Exhibit 5.1
July 2, 2018
Ekso Bionics Holdings, Inc.
1414 Harbour Way, Suite 1201
Richmond, CA 94804
Registration Statement on Form S-8
Ladies and Gentlemen:
At your request, we have examined the Registration Statement on Form S-8 (the “Registration Statement”) filed by Ekso Bionics Holdings, Inc. (the “Company”) with the Securities and Exchange Commission (the “Commission”) on July 2, 2018, relating to the registration under the Securities Act of 1933, as amended, of an aggregate of 4,400,000 shares of the Company’s Common Stock (the “Shares”), which will be issuable under the Company’s Amended and Restated 2014 Equity Incentive Plan, as amended (the “Plan”).
As your counsel in connection with the Registration Statement, we have examined the proceedings taken by you and proposed to be taken by you in connection with the adoption of the Plan and the authorization, issuance and sale of the Shares under the Plan, and such documents, matters of fact and questions of law as we have deemed necessary to render this opinion. For the purpose of the opinion rendered below, we have assumed that such proceedings are timely completed in the manner presently proposed by you and that, upon each issuance of Shares, the Company will receive the consideration for such Shares required by the terms of the Plan.
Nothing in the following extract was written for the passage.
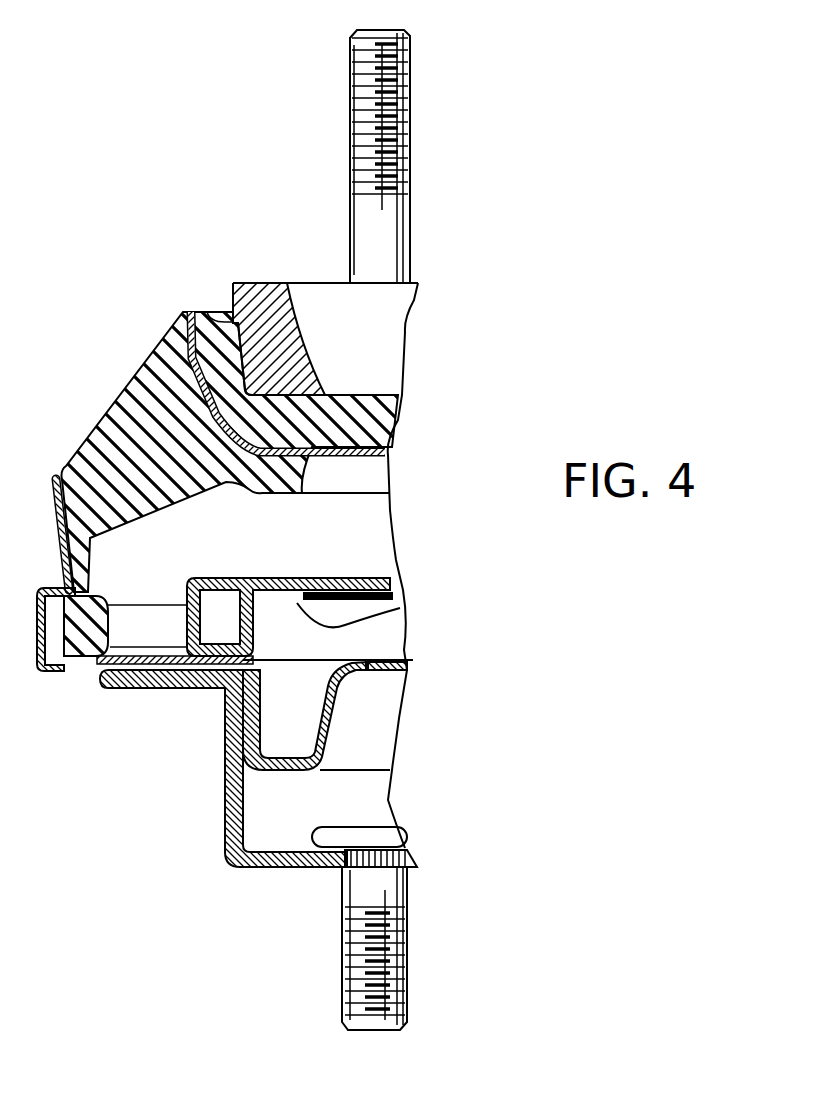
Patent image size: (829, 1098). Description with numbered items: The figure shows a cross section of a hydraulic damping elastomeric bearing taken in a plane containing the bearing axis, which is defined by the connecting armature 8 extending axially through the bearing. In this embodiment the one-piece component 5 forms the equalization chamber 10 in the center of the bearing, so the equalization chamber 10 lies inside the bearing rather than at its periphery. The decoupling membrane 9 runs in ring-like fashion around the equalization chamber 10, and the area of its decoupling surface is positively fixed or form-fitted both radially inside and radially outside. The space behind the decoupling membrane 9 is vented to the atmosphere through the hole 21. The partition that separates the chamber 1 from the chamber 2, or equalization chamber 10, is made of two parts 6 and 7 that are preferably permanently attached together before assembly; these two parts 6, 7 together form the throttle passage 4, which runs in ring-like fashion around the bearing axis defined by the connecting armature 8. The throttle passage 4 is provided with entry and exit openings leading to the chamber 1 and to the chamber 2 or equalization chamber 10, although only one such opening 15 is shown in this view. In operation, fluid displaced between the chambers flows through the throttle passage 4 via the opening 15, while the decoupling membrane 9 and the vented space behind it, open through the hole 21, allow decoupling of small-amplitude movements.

Based upon and subject to the foregoing, we are of the opinion that the Shares, when issued and outstanding pursuant to the terms of the Plan, will be legally and validly issued, fully paid and non-assessable.
We consent to the use of this opinion as an exhibit to the Registration Statement and further consent to all references to us in the Registration Statement and in any amendment thereto.